Hello, newby here. Sorry in advance for the long-winded post.
Ive never posted to one of these forums before, but after reading how they have helped people in the past, I thought I'd give it a try. Last month (February) my 52 year old mom was diagnosed with stage 4 pancreatic cancer. She was mis-diagnosed the past three years as "being older, so it was normal to have swelling around the stomach", and of course "stomach ulcers", and was put on heavy medication for weeks,which only made her feel worse. By the time they caught it, it had metastasized and spread to her liver and lymph nodes. Its now unoperable, and she was told over and over again chemo would not heal her. So she completly refused treatment.
She was told she has maybe 5 months left to live (but some say only 3), and now has weekly visits from the pallitaive care nurse.
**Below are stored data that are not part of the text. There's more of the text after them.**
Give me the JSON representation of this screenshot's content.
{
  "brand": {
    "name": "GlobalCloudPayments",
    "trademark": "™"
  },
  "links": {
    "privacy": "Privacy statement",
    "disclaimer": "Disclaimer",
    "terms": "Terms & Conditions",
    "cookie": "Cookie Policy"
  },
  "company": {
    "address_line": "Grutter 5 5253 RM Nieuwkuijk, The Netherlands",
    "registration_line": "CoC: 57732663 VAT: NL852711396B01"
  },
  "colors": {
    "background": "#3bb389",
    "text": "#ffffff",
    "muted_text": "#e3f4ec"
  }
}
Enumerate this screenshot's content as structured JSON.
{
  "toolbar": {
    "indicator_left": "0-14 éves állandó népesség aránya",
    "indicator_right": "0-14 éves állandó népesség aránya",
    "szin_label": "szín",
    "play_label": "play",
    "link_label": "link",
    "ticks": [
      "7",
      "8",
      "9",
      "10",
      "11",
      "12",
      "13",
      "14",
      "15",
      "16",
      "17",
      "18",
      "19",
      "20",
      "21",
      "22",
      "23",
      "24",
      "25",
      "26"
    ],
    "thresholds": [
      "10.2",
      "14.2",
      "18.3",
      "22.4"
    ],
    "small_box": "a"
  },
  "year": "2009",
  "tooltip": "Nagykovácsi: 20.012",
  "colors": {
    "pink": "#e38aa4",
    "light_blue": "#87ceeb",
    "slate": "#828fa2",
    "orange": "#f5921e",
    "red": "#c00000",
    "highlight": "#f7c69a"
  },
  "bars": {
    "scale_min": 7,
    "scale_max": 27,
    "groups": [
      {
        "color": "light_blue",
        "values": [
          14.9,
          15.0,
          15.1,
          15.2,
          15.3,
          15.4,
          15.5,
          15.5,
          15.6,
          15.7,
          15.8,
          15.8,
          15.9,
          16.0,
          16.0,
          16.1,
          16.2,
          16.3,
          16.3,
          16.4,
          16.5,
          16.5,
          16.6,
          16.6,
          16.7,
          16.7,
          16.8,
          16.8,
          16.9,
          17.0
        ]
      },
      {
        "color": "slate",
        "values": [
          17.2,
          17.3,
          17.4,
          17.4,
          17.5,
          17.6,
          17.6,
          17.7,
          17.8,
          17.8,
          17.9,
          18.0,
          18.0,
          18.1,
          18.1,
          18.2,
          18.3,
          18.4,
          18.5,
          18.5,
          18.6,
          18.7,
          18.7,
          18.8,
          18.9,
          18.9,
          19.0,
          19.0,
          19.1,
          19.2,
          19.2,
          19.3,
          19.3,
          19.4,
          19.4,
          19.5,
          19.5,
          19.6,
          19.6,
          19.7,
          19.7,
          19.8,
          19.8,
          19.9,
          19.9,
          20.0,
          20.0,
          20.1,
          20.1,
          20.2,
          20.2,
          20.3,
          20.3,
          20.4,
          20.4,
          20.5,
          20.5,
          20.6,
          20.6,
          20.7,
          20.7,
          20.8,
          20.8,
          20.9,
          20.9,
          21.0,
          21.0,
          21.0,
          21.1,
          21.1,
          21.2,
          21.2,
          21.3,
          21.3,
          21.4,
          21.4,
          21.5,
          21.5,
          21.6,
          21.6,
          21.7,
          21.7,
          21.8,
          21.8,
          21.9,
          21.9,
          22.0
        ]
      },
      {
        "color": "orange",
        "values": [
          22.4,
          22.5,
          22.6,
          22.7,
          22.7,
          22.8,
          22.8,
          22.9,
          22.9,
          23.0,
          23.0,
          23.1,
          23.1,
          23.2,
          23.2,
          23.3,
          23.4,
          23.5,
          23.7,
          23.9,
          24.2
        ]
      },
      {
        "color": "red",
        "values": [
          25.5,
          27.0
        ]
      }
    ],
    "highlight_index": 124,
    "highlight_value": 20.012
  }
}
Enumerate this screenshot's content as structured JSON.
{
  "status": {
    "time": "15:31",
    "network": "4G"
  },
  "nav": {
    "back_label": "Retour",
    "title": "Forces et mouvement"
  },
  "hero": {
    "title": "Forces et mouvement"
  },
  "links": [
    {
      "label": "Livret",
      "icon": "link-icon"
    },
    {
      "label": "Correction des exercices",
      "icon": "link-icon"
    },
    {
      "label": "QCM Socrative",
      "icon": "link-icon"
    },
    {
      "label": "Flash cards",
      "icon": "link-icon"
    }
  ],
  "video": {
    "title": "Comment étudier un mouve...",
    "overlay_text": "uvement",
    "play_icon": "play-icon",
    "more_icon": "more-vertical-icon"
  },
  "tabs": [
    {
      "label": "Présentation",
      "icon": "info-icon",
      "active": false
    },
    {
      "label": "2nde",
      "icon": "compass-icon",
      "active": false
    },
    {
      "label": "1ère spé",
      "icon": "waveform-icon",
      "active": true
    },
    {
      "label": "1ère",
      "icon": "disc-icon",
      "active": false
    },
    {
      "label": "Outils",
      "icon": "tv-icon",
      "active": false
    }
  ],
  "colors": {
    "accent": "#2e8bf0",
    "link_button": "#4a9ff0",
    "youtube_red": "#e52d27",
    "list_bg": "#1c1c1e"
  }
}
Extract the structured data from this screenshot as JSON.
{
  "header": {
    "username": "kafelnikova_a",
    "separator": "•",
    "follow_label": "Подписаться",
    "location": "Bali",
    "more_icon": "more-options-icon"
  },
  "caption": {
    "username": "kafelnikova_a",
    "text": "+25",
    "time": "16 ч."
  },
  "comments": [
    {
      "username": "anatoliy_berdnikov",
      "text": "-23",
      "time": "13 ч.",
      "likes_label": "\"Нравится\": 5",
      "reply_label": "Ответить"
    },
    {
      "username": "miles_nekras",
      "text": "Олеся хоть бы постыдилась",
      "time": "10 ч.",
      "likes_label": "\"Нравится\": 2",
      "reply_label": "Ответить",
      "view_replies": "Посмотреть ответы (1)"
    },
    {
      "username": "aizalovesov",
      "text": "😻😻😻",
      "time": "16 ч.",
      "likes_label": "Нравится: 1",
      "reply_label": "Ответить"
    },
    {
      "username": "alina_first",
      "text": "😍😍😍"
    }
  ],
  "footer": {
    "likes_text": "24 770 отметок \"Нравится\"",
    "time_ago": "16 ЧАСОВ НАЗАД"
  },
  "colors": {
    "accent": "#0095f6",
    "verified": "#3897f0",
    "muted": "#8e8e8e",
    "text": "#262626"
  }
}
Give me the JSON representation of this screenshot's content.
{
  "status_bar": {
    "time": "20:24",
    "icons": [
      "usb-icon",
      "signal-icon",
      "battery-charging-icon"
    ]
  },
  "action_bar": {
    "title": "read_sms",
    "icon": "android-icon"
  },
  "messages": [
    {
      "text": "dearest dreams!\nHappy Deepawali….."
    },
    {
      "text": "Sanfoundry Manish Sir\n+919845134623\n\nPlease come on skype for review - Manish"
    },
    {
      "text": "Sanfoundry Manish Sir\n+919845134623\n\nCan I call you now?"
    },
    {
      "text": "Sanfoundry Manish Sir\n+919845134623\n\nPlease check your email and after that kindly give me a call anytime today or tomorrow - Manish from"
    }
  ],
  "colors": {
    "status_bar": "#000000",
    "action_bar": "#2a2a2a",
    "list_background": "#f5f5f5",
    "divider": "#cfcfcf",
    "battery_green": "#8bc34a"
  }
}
She is in so much pain that she is on morphine all day, and it makes her feel so drowsy.
I decided to look up alternate treatments, and convinced her to go on a vegetarian diet, so thankfully she did, and shes considering an available treatment in Argentina of all places.
I am a 22 year old university student, in my third year, and was given her diagnosis a week before exams, so my grades have seen a noticable drop. I don't live with her but I'm moving home once this semesters complete. My roommates don't even know her diagnosis. I am not sure how to properly cope. People say I am strong, but as soon as I have to tell someone, and even as I am writing this, I feel so anxious. And as I've mentioned, it is so difficult telling people because there doesn't seem to be a silver lining. Most people would not understand the pain this has caused my family.
I am so close to my mom, I never imagined anything like this would happen.